The case of Tokyo Medical University suppressing the number of female entrants is a typical example, but merely the tip of the iceberg. The percentage of candidates who got into universities throughout Japan for the 2017 academic year was about the same for men and women, and a little higher for women in science faculties -- other than medicine -- such as physics, pharmaceuticals and engineering. But in the medical faculties, it was 6.6 percent for men and 5.9 percent for women. I often hear from company hiring staff something like: "If we hired in order of grades, we would only have women, so we give men a leg up." People think this cannot be helped, and this is nothing if not the essence of the problem.
In Japanese society, the assumptions that "women leave work after giving birth" and "women cannot be given jobs with responsibility" are firmly rooted. Women themselves also think, "I can't get anywhere by my strength alone," and give up on pursuing a career. This is a vicious cycle. Although the law is changing and systems are being put in place, the societal advancement of women is only halfway along. As Japan's birthrate declines and the number of elderly people rises, there are fewer and fewer workers. It is a waste to deny excellent candidates opportunities only because they are women.

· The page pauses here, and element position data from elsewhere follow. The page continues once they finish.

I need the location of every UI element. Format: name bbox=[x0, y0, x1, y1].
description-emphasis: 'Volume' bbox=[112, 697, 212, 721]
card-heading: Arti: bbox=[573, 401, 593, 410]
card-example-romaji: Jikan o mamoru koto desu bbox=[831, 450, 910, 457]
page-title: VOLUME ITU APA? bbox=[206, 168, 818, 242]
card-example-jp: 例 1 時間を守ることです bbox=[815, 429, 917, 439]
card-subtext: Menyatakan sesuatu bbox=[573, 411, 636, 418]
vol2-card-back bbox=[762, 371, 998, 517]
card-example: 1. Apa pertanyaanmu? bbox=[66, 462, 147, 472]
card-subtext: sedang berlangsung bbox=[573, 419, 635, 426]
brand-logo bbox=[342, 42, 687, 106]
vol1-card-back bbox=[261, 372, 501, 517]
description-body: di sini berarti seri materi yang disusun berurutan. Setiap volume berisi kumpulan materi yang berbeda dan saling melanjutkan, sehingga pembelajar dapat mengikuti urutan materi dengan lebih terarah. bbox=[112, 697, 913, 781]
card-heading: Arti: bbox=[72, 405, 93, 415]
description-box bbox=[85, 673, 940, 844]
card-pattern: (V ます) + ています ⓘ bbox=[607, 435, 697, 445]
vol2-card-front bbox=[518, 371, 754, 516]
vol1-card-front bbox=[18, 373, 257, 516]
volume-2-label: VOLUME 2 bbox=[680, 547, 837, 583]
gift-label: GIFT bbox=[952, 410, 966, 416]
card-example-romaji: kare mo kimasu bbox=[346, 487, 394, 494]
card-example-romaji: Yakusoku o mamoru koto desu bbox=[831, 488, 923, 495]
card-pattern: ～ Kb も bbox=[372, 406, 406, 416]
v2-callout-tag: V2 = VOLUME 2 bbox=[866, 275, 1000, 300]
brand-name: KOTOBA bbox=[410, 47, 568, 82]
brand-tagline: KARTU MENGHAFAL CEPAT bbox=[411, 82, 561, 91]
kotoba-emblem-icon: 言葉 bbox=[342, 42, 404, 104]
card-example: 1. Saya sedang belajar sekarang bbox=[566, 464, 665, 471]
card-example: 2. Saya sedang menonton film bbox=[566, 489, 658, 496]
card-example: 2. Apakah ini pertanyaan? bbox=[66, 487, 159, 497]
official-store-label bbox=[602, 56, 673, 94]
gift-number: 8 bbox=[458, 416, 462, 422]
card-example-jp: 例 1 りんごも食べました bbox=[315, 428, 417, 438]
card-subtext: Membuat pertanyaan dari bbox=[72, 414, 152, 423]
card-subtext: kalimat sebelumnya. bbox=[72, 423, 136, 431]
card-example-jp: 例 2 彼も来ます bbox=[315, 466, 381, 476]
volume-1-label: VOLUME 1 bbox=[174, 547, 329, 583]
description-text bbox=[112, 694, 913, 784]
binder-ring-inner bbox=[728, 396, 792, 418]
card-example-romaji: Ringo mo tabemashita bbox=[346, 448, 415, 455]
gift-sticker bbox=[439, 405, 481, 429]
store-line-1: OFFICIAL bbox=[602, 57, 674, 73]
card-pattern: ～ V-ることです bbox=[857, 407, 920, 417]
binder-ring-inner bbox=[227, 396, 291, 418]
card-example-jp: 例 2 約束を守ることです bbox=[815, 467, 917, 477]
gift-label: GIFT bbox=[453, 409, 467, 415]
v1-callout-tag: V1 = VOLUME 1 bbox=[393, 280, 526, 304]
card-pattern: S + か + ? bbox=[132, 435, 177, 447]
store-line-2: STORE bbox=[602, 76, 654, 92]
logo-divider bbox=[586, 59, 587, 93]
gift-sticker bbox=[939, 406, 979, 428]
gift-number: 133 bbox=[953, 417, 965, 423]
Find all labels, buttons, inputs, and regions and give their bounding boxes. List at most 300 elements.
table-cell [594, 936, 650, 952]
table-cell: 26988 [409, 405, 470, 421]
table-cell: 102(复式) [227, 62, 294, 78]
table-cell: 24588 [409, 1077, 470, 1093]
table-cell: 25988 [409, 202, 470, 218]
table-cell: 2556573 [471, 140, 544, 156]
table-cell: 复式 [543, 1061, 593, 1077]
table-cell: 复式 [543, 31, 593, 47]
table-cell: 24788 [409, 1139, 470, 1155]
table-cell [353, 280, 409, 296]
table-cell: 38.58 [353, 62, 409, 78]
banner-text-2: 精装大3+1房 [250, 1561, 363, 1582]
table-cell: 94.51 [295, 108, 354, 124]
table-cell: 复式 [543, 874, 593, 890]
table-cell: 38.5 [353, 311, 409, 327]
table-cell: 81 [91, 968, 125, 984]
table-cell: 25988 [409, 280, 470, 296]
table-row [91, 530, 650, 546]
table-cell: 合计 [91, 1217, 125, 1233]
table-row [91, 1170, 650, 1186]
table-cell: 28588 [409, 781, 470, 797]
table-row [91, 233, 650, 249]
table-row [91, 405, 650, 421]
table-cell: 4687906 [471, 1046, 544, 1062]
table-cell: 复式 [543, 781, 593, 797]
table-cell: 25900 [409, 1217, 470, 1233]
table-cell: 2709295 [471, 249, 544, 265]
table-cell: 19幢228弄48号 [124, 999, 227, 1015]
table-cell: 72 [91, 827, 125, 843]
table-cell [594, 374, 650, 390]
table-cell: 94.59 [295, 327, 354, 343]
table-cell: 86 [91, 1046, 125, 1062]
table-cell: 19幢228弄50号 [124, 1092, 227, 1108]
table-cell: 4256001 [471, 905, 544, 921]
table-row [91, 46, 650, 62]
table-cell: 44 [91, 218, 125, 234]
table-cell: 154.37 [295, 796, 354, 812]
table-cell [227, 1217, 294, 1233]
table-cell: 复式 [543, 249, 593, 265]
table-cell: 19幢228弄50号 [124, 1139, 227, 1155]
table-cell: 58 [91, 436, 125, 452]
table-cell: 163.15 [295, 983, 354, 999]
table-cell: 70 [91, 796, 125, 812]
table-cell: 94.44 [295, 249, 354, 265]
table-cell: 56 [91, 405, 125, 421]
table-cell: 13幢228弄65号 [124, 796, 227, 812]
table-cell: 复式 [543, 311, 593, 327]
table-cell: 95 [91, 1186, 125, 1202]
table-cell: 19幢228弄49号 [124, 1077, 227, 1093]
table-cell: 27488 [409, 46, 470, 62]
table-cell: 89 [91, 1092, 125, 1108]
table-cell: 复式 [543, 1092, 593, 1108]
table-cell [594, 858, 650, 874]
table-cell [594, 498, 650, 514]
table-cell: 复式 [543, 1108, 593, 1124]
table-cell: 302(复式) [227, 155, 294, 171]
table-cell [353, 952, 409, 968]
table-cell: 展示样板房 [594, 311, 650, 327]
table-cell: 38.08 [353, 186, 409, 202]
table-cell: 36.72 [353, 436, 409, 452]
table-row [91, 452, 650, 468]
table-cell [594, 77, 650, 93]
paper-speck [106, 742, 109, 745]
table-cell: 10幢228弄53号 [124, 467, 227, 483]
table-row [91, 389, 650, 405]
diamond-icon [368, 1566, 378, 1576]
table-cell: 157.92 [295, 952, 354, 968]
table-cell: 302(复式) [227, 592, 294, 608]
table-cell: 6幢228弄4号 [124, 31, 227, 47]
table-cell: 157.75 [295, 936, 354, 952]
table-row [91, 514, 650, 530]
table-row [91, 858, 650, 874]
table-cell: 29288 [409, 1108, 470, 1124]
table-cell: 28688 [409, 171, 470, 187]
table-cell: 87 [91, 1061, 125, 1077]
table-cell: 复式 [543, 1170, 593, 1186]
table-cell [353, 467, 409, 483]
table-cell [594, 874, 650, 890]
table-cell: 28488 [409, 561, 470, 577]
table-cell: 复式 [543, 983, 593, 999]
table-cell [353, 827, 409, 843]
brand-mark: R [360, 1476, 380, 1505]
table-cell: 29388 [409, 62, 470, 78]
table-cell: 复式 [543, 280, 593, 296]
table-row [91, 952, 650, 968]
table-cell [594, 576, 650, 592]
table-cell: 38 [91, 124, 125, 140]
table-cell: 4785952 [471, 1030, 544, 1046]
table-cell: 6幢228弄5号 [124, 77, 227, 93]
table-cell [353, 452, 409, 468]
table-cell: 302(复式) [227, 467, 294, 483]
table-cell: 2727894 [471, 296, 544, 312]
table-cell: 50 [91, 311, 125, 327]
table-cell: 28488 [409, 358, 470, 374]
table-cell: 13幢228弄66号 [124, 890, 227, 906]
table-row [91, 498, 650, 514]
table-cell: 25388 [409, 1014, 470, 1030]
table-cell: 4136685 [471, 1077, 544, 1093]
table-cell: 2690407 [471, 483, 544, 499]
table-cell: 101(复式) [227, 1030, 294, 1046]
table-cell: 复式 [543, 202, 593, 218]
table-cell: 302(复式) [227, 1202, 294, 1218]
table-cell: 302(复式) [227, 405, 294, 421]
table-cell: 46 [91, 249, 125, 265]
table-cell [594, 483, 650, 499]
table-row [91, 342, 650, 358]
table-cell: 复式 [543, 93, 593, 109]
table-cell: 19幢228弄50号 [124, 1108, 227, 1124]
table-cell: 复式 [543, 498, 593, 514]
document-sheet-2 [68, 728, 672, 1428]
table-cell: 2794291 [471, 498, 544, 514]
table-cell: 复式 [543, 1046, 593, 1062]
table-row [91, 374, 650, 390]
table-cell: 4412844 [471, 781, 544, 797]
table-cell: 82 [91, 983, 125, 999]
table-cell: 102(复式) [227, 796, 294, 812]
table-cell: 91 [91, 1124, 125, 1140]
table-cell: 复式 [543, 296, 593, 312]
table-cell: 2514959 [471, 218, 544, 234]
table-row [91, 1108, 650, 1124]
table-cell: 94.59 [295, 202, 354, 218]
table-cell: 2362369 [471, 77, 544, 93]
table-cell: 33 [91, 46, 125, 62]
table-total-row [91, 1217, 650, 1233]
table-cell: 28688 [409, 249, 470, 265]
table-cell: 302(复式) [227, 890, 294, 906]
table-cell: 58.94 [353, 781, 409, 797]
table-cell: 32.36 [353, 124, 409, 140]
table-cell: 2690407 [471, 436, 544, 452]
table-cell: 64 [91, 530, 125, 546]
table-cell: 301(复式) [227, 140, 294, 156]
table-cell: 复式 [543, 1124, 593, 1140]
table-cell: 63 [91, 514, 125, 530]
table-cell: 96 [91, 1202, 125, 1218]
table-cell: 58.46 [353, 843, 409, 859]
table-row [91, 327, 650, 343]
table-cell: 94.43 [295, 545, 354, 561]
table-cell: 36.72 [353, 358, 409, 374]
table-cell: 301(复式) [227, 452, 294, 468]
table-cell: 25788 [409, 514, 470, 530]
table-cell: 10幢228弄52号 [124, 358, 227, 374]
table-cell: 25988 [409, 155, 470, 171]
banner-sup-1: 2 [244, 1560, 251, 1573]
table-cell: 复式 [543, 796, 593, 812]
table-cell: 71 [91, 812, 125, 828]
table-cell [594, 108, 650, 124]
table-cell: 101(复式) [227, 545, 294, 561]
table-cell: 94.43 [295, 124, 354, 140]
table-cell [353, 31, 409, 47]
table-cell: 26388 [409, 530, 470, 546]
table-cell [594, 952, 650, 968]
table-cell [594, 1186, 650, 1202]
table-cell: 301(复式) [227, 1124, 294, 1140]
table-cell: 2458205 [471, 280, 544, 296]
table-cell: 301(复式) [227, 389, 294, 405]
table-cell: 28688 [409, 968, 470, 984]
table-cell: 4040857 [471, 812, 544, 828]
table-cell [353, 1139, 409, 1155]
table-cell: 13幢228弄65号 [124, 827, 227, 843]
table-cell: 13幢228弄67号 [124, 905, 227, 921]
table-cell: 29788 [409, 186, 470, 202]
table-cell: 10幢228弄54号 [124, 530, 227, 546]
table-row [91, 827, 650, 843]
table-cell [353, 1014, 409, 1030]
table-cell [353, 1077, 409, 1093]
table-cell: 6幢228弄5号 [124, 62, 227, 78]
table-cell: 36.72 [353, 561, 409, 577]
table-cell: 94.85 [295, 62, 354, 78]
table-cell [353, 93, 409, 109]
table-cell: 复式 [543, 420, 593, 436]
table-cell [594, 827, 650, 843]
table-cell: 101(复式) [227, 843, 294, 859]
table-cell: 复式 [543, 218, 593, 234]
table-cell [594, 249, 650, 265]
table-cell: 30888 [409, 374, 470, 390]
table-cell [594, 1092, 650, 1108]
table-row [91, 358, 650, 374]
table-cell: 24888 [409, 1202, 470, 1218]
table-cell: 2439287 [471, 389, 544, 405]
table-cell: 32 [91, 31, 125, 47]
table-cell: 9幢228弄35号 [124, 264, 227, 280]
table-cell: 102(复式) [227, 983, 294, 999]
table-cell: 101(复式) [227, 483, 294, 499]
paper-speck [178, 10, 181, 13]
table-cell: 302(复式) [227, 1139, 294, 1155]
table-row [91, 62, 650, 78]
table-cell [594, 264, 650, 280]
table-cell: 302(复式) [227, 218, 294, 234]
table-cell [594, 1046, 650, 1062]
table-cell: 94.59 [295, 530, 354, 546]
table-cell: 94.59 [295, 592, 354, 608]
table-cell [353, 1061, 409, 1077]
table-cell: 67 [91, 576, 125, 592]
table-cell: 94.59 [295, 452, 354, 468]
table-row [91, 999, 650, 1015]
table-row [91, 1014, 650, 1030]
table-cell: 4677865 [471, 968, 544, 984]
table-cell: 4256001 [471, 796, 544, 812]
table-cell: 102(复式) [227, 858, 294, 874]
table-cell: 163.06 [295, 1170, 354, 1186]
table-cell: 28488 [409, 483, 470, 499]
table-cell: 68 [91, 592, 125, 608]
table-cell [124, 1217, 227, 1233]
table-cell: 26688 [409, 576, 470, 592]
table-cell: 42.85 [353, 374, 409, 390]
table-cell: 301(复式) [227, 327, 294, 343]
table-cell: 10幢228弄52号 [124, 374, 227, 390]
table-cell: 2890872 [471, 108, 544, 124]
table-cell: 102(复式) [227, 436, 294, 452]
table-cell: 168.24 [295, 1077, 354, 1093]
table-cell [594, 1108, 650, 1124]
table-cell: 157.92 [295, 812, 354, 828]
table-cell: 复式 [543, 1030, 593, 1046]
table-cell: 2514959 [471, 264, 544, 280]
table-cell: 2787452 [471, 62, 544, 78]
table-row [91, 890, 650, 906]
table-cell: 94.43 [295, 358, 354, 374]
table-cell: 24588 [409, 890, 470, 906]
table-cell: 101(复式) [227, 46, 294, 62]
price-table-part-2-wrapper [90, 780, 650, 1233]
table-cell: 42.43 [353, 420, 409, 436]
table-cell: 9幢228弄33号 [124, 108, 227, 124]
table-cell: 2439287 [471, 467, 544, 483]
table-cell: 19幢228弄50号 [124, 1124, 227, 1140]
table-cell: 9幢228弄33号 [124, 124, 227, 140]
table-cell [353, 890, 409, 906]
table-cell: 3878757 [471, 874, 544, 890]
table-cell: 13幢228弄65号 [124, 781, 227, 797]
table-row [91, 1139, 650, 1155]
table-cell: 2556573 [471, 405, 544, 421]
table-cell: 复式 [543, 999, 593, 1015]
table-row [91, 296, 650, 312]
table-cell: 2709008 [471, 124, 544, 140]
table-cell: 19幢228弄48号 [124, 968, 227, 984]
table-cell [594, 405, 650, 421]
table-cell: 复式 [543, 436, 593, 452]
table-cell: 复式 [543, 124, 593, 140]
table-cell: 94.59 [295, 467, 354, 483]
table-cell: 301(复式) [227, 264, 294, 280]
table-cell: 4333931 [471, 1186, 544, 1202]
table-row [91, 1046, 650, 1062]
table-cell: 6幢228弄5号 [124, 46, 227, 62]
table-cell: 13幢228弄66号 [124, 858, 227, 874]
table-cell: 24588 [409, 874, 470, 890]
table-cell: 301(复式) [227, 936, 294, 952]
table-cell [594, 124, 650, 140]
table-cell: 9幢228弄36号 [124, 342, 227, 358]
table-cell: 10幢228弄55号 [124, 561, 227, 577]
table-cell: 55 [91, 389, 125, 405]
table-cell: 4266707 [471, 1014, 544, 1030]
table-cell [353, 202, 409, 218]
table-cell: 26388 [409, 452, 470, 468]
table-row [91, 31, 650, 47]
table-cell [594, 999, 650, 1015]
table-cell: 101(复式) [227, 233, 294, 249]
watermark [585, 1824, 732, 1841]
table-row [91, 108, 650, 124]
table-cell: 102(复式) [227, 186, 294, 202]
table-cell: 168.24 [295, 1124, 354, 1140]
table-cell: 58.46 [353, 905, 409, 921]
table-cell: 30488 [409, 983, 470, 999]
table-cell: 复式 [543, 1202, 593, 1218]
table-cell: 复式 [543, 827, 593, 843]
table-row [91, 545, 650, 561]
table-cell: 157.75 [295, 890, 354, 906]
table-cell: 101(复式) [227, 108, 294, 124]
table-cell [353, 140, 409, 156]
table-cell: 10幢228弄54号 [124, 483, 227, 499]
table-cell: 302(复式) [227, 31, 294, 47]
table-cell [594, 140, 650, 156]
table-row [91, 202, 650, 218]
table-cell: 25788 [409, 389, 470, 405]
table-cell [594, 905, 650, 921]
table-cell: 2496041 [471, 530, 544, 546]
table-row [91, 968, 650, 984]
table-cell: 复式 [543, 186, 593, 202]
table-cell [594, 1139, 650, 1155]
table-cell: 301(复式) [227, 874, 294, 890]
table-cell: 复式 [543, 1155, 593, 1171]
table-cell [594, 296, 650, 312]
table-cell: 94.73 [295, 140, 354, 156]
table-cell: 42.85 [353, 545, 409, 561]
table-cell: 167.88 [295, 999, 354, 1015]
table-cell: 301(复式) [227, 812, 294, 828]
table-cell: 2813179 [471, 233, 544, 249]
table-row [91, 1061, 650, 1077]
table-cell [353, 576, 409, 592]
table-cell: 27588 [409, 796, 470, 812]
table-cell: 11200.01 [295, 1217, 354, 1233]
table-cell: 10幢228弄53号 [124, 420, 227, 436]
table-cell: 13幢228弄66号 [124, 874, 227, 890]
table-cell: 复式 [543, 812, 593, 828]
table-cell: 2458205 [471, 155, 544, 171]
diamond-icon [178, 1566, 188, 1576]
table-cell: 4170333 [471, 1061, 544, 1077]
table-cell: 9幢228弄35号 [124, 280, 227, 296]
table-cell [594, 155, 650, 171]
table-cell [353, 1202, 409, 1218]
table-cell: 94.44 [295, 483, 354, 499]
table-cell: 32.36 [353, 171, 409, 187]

Universities and companies must first stop affixing labels to women, and then tear down the bamboo barrier. I hope that women, too, will not give up and blame discrimination but will continue to challenge it. If an environment in which women can work is created, then the burden on men will also be lightened. We must work to create an environment in which the abilities of capable women can be put to use, women and men are treated equally when entering school and work, flexible working styles can be achieved with long working hours reexamined, and other measures.
-- This interview was conducted by Yomiuri Shimbun Staff Writer Ayaka Tanaka.
-- Mariko Bando / Chancellor of Showa Women's University
Bando, 71, started working at the Prime Minister's Office (now the Cabinet Office) in 1969. She is a former vice governor of Saitama Prefecture and a former director of the Gender Equality Bureau at the Cabinet Office. She has also written a book titled "Josei no Hinkaku" (The dignity of women).